Lavender is a “suffrutice”, that is, a perennial and woody shrub, which can reach one meter in height develop erect stems and slightly prostrate side branches. Lavender leaves are tightly, rolled up at the edges, hairy and grayish-green in color.

The lavender flower,intensely perfumed, is an inflorescence composed of many small bli-violet flowers, grouped in spikes. The flowers for are collected at the beginning of flowering to extract the essential oil, while for the cosmetic and perfume industries they are collected in full bloom.

Lavender varieties

Lavender includes numerous species and hybrids including Lavandula angustifolia or Lavandula officinalis or Lavandula spica,known as true lavender, and Lavandula latifolia called lavender aspic. Lavender hybrids are commonly referred to as sinks.

Lavender habitat

Native to the Mediterranean scrub, lavender is a plant that resists very well both to scorching temperatures and to the harsh winter ones. It grows well in dry, calcareous and deep soils; poorly tolerates acidic ones; while it fits well with alkaline ones. There are various species of spontaneous lavender that have different ranges of diffusion even if they all lead back to the Mediterranean region.

The species present at altitudes above 500-600 m.

How to grow lavender

The cultivation of lavender is not particularly difficult and can be successfully carried out both in the garden and in pots. As we have seen, lavender adapts well to summer and winter temperatures and can therefore be grown outdoors all year round. The plant should be placed in a sunny position and irrigated in moderation, only when the soil is dry or on very hot days.

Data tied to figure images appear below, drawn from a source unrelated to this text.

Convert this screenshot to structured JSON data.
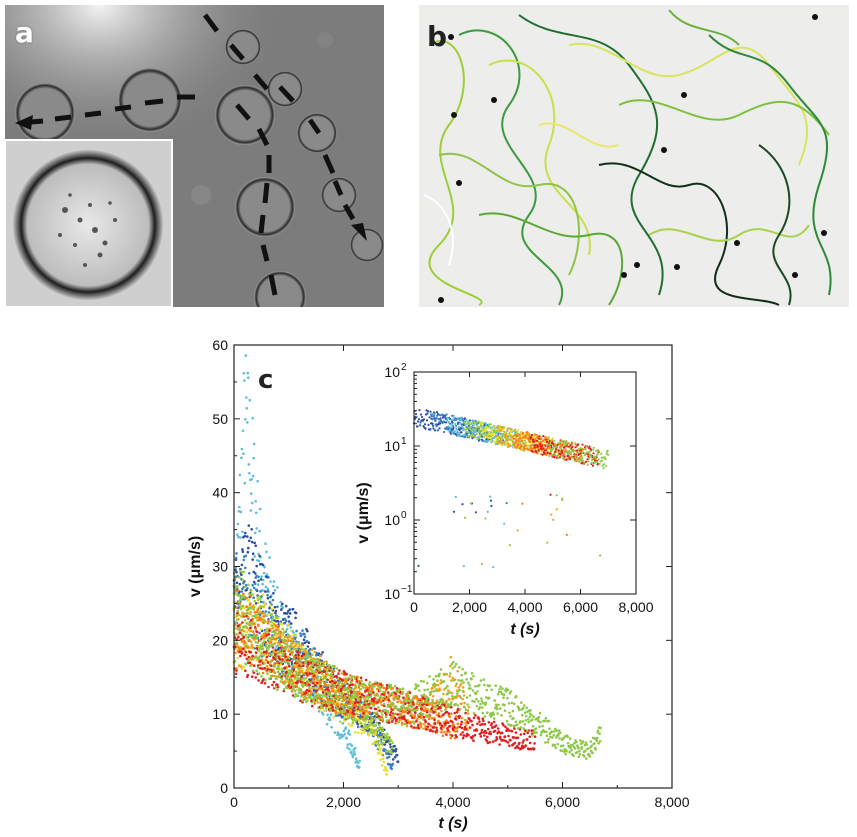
{
  "figure": {
    "panel_a": {
      "letter": "a"
    },
    "panel_b": {
      "letter": "b"
    },
    "panel_c": {
      "letter": "c"
    }
  },
  "chart_data": [
    {
      "type": "scatter",
      "xlabel": "t (s)",
      "ylabel": "v (μm/s)",
      "xlim": [
        0,
        8000
      ],
      "ylim": [
        0,
        60
      ],
      "xticks": [
        "0",
        "2,000",
        "4,000",
        "6,000",
        "8,000"
      ],
      "yticks": [
        "0",
        "10",
        "20",
        "30",
        "40",
        "50",
        "60"
      ],
      "grid": false,
      "series_colors": [
        "#2a4fa0",
        "#3a7fc8",
        "#5bbfd8",
        "#9ccc3c",
        "#e8e030",
        "#f5a020",
        "#ff7a10",
        "#e02020",
        "#8ec848"
      ],
      "series": [
        {
          "color": "#5bbfd8",
          "x": [
            0,
            200,
            300,
            500,
            800,
            1200,
            1600,
            2000,
            2300
          ],
          "y": [
            22,
            50,
            45,
            30,
            22,
            16,
            12,
            8,
            3
          ]
        },
        {
          "color": "#2a4fa0",
          "x": [
            0,
            300,
            700,
            1100,
            1500,
            2000,
            2500,
            3000
          ],
          "y": [
            25,
            30,
            22,
            20,
            16,
            12,
            9,
            4
          ]
        },
        {
          "color": "#3a7fc8",
          "x": [
            0,
            400,
            800,
            1200,
            1800,
            2400,
            2900
          ],
          "y": [
            28,
            24,
            20,
            18,
            13,
            10,
            3
          ]
        },
        {
          "color": "#e8e030",
          "x": [
            0,
            500,
            1000,
            1500,
            2000,
            2500,
            2800
          ],
          "y": [
            20,
            22,
            18,
            14,
            11,
            8,
            2
          ]
        },
        {
          "color": "#9ccc3c",
          "x": [
            0,
            600,
            1200,
            1800,
            2400,
            2900
          ],
          "y": [
            26,
            20,
            16,
            13,
            10,
            5
          ]
        },
        {
          "color": "#f5a020",
          "x": [
            0,
            500,
            1000,
            1500,
            2000,
            2500,
            3000,
            3500,
            4000,
            4300
          ],
          "y": [
            21,
            20,
            17,
            15,
            13,
            12,
            11,
            10,
            15,
            9
          ]
        },
        {
          "color": "#ff7a10",
          "x": [
            0,
            600,
            1200,
            1800,
            2400,
            3000,
            3600,
            4100
          ],
          "y": [
            24,
            19,
            16,
            13,
            12,
            11,
            10,
            8
          ]
        },
        {
          "color": "#e02020",
          "x": [
            0,
            500,
            1000,
            1500,
            2000,
            2500,
            3000,
            3500,
            4000,
            4500,
            5000,
            5500
          ],
          "y": [
            20,
            18,
            16,
            14,
            13,
            12,
            11,
            10,
            9,
            8,
            7,
            6.5
          ]
        },
        {
          "color": "#8ec848",
          "x": [
            0,
            800,
            1600,
            2400,
            3200,
            4000,
            4600,
            5000,
            5500,
            6000,
            6500,
            6700
          ],
          "y": [
            23,
            17,
            14,
            12,
            11,
            14,
            12,
            11,
            9,
            6,
            5,
            7
          ]
        }
      ]
    },
    {
      "type": "scatter",
      "xlabel": "t (s)",
      "ylabel": "v (μm/s)",
      "xlim": [
        0,
        8000
      ],
      "ylim": [
        0.1,
        100
      ],
      "yscale": "log",
      "xticks": [
        "0",
        "2,000",
        "4,000",
        "6,000",
        "8,000"
      ],
      "yticks": [
        "10",
        "10",
        "10",
        "10"
      ],
      "ytick_exponents": [
        "−1",
        "0",
        "1",
        "2"
      ],
      "grid": false
    }
  ]
}
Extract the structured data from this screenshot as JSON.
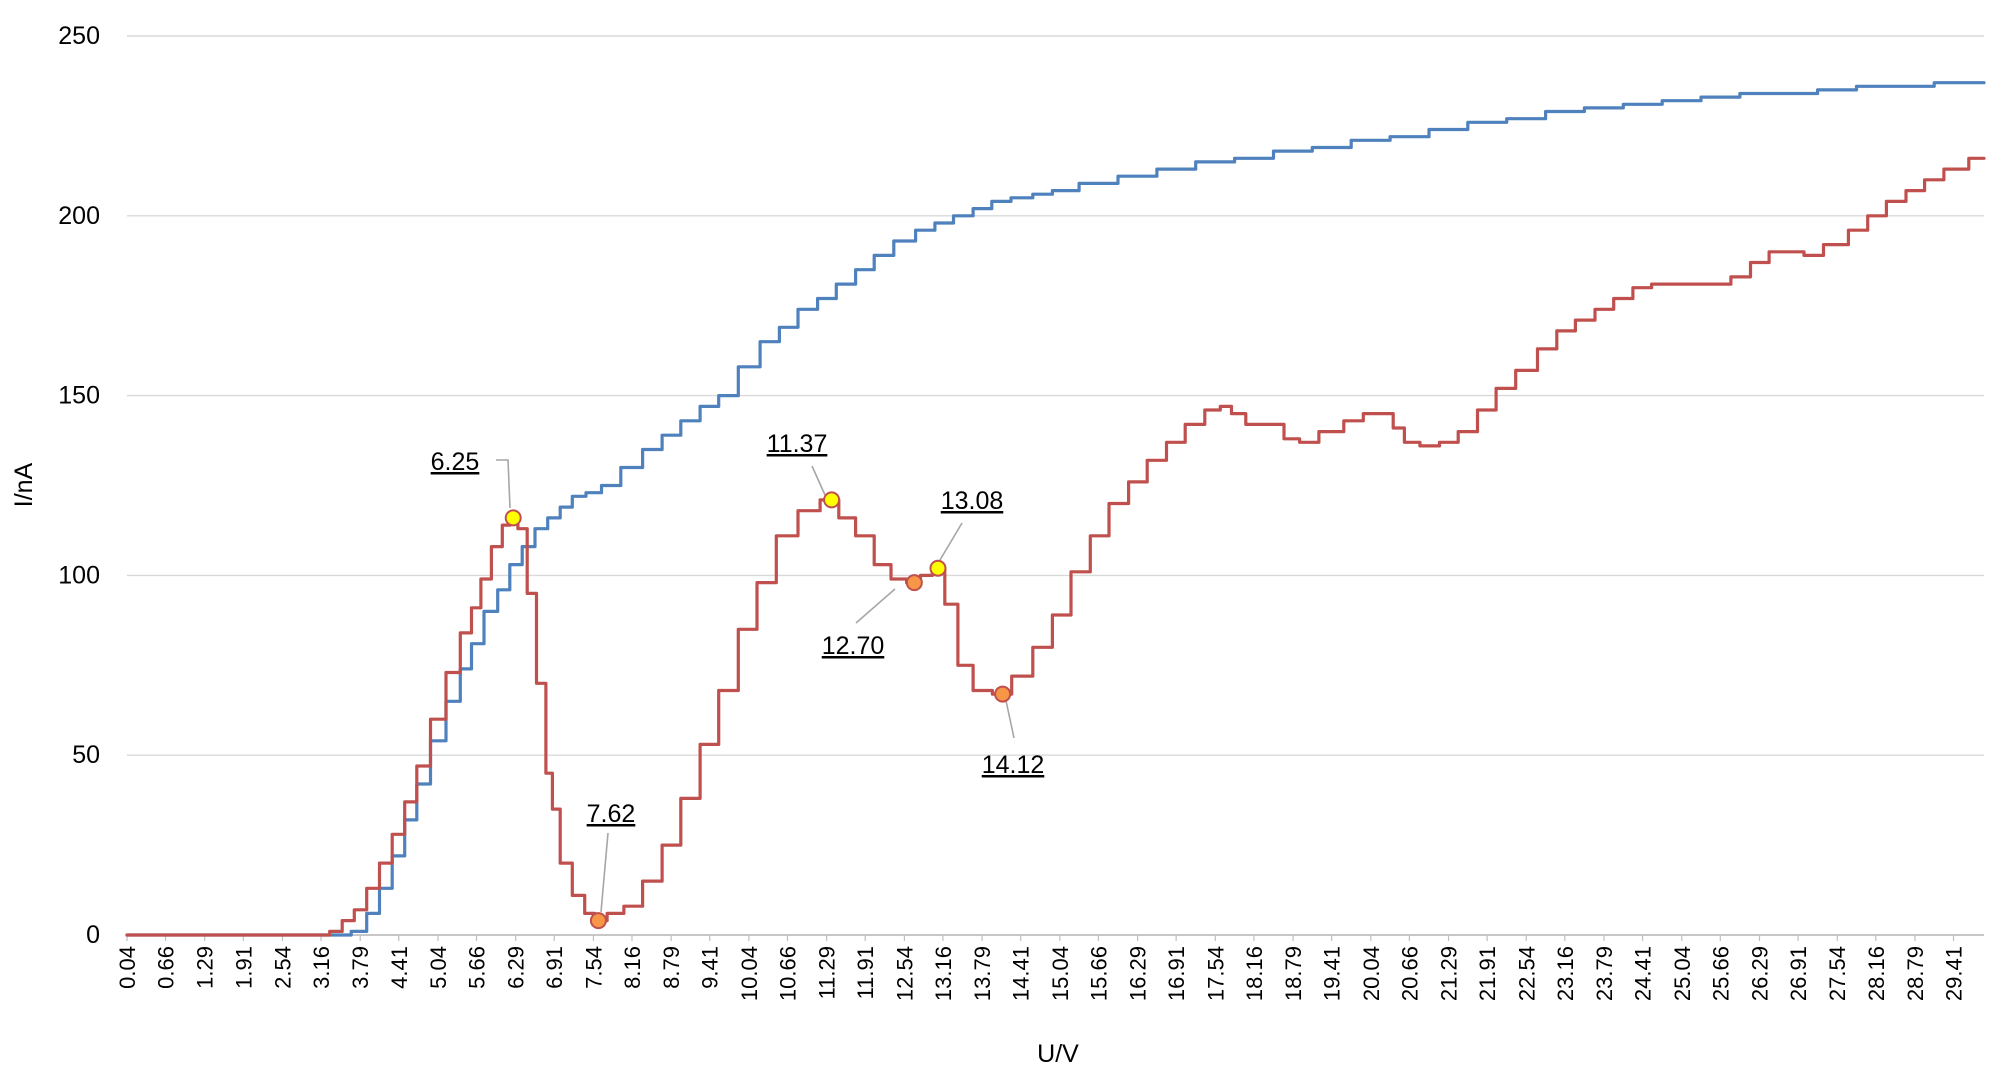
{
  "chart_data": {
    "type": "line",
    "xlabel": "U/V",
    "ylabel": "I/nA",
    "ylim": [
      0,
      250
    ],
    "xlim": [
      0.04,
      29.9
    ],
    "grid": "horizontal",
    "yticks": [
      "0",
      "50",
      "100",
      "150",
      "200",
      "250"
    ],
    "xticks": [
      "0.04",
      "0.66",
      "1.29",
      "1.91",
      "2.54",
      "3.16",
      "3.79",
      "4.41",
      "5.04",
      "5.66",
      "6.29",
      "6.91",
      "7.54",
      "8.16",
      "8.79",
      "9.41",
      "10.04",
      "10.66",
      "11.29",
      "11.91",
      "12.54",
      "13.16",
      "13.79",
      "14.41",
      "15.04",
      "15.66",
      "16.29",
      "16.91",
      "17.54",
      "18.16",
      "18.79",
      "19.41",
      "20.04",
      "20.66",
      "21.29",
      "21.91",
      "22.54",
      "23.16",
      "23.79",
      "24.41",
      "25.04",
      "25.66",
      "26.29",
      "26.91",
      "27.54",
      "28.16",
      "28.79",
      "29.41"
    ],
    "series": [
      {
        "color": "#4f81bd",
        "points": [
          [
            0.04,
            0
          ],
          [
            3.5,
            0
          ],
          [
            3.79,
            1
          ],
          [
            4.0,
            6
          ],
          [
            4.2,
            13
          ],
          [
            4.41,
            22
          ],
          [
            4.6,
            32
          ],
          [
            4.8,
            42
          ],
          [
            5.04,
            54
          ],
          [
            5.3,
            65
          ],
          [
            5.5,
            74
          ],
          [
            5.66,
            81
          ],
          [
            5.9,
            90
          ],
          [
            6.1,
            96
          ],
          [
            6.29,
            103
          ],
          [
            6.5,
            108
          ],
          [
            6.7,
            113
          ],
          [
            6.91,
            116
          ],
          [
            7.1,
            119
          ],
          [
            7.3,
            122
          ],
          [
            7.54,
            123
          ],
          [
            7.8,
            125
          ],
          [
            8.16,
            130
          ],
          [
            8.5,
            135
          ],
          [
            8.79,
            139
          ],
          [
            9.1,
            143
          ],
          [
            9.41,
            147
          ],
          [
            9.7,
            150
          ],
          [
            10.04,
            158
          ],
          [
            10.4,
            165
          ],
          [
            10.66,
            169
          ],
          [
            11.0,
            174
          ],
          [
            11.29,
            177
          ],
          [
            11.6,
            181
          ],
          [
            11.91,
            185
          ],
          [
            12.2,
            189
          ],
          [
            12.54,
            193
          ],
          [
            12.9,
            196
          ],
          [
            13.16,
            198
          ],
          [
            13.5,
            200
          ],
          [
            13.79,
            202
          ],
          [
            14.1,
            204
          ],
          [
            14.41,
            205
          ],
          [
            14.8,
            206
          ],
          [
            15.04,
            207
          ],
          [
            15.66,
            209
          ],
          [
            16.29,
            211
          ],
          [
            16.91,
            213
          ],
          [
            17.54,
            215
          ],
          [
            18.16,
            216
          ],
          [
            18.79,
            218
          ],
          [
            19.41,
            219
          ],
          [
            20.04,
            221
          ],
          [
            20.66,
            222
          ],
          [
            21.29,
            224
          ],
          [
            21.91,
            226
          ],
          [
            22.54,
            227
          ],
          [
            23.16,
            229
          ],
          [
            23.79,
            230
          ],
          [
            24.41,
            231
          ],
          [
            25.04,
            232
          ],
          [
            25.66,
            233
          ],
          [
            26.29,
            234
          ],
          [
            26.91,
            234
          ],
          [
            27.54,
            235
          ],
          [
            28.16,
            236
          ],
          [
            28.79,
            236
          ],
          [
            29.41,
            237
          ],
          [
            29.9,
            237
          ]
        ]
      },
      {
        "color": "#c0504d",
        "points": [
          [
            0.04,
            0
          ],
          [
            3.2,
            0
          ],
          [
            3.4,
            1
          ],
          [
            3.6,
            4
          ],
          [
            3.79,
            7
          ],
          [
            4.0,
            13
          ],
          [
            4.2,
            20
          ],
          [
            4.41,
            28
          ],
          [
            4.6,
            37
          ],
          [
            4.8,
            47
          ],
          [
            5.04,
            60
          ],
          [
            5.3,
            73
          ],
          [
            5.5,
            84
          ],
          [
            5.66,
            91
          ],
          [
            5.8,
            99
          ],
          [
            6.0,
            108
          ],
          [
            6.15,
            114
          ],
          [
            6.25,
            116
          ],
          [
            6.4,
            113
          ],
          [
            6.55,
            95
          ],
          [
            6.7,
            70
          ],
          [
            6.85,
            45
          ],
          [
            6.91,
            35
          ],
          [
            7.1,
            20
          ],
          [
            7.3,
            11
          ],
          [
            7.5,
            6
          ],
          [
            7.62,
            4
          ],
          [
            7.9,
            6
          ],
          [
            8.16,
            8
          ],
          [
            8.5,
            15
          ],
          [
            8.79,
            25
          ],
          [
            9.1,
            38
          ],
          [
            9.41,
            53
          ],
          [
            9.7,
            68
          ],
          [
            10.04,
            85
          ],
          [
            10.3,
            98
          ],
          [
            10.66,
            111
          ],
          [
            11.0,
            118
          ],
          [
            11.37,
            121
          ],
          [
            11.6,
            116
          ],
          [
            11.91,
            111
          ],
          [
            12.2,
            103
          ],
          [
            12.45,
            99
          ],
          [
            12.7,
            98
          ],
          [
            12.9,
            100
          ],
          [
            13.08,
            102
          ],
          [
            13.3,
            92
          ],
          [
            13.5,
            75
          ],
          [
            13.79,
            68
          ],
          [
            14.12,
            67
          ],
          [
            14.41,
            72
          ],
          [
            14.8,
            80
          ],
          [
            15.04,
            89
          ],
          [
            15.4,
            101
          ],
          [
            15.66,
            111
          ],
          [
            16.0,
            120
          ],
          [
            16.29,
            126
          ],
          [
            16.6,
            132
          ],
          [
            16.91,
            137
          ],
          [
            17.2,
            142
          ],
          [
            17.54,
            146
          ],
          [
            17.7,
            147
          ],
          [
            17.9,
            145
          ],
          [
            18.16,
            142
          ],
          [
            18.5,
            142
          ],
          [
            18.79,
            138
          ],
          [
            19.0,
            137
          ],
          [
            19.41,
            140
          ],
          [
            19.8,
            143
          ],
          [
            20.04,
            145
          ],
          [
            20.3,
            145
          ],
          [
            20.5,
            141
          ],
          [
            20.66,
            137
          ],
          [
            21.0,
            136
          ],
          [
            21.29,
            137
          ],
          [
            21.6,
            140
          ],
          [
            21.91,
            146
          ],
          [
            22.2,
            152
          ],
          [
            22.54,
            157
          ],
          [
            22.9,
            163
          ],
          [
            23.16,
            168
          ],
          [
            23.5,
            171
          ],
          [
            23.79,
            174
          ],
          [
            24.1,
            177
          ],
          [
            24.41,
            180
          ],
          [
            24.7,
            181
          ],
          [
            25.04,
            181
          ],
          [
            25.4,
            181
          ],
          [
            25.66,
            181
          ],
          [
            26.0,
            183
          ],
          [
            26.29,
            187
          ],
          [
            26.6,
            190
          ],
          [
            26.91,
            190
          ],
          [
            27.1,
            189
          ],
          [
            27.54,
            192
          ],
          [
            27.9,
            196
          ],
          [
            28.16,
            200
          ],
          [
            28.5,
            204
          ],
          [
            28.79,
            207
          ],
          [
            29.1,
            210
          ],
          [
            29.41,
            213
          ],
          [
            29.9,
            216
          ]
        ]
      }
    ],
    "annotations": [
      {
        "label": "6.25",
        "x": 6.25,
        "y": 116,
        "marker": "#ffff00"
      },
      {
        "label": "7.62",
        "x": 7.62,
        "y": 4,
        "marker": "#f79646"
      },
      {
        "label": "11.37",
        "x": 11.37,
        "y": 121,
        "marker": "#ffff00"
      },
      {
        "label": "12.70",
        "x": 12.7,
        "y": 98,
        "marker": "#f79646"
      },
      {
        "label": "13.08",
        "x": 13.08,
        "y": 102,
        "marker": "#ffff00"
      },
      {
        "label": "14.12",
        "x": 14.12,
        "y": 67,
        "marker": "#f79646"
      }
    ],
    "colors": {
      "grid": "#d9d9d9",
      "axis": "#bfbfbf",
      "leader": "#a6a6a6",
      "marker_stroke": "#c0504d"
    }
  }
}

If you choose to grow lavender in pots, the container will have to be medium-large in size. It is also necessary to pay attention to irrigation, avoiding stagnation of water in the saucers and fertilizing the plant two to four times a month during spring and summer.


The origin of lavender is very ancient and its use has practically always accompanied the history of man. The Ancient Romans used bunches of lavender in the water of the thermal baths and used the flowers to obtain perfumes and in the preparation of decoctions and infusions used for the beauty of the skin and hair.

In a more recent past we know that in every town or country house there was no wardrobe or chest of drawers that did not have lavender bags to perfume the linen and keep moths away. Even today lavender is widely used for the home and in perfumery, cosmetics, herbal medicine and phytotherapy.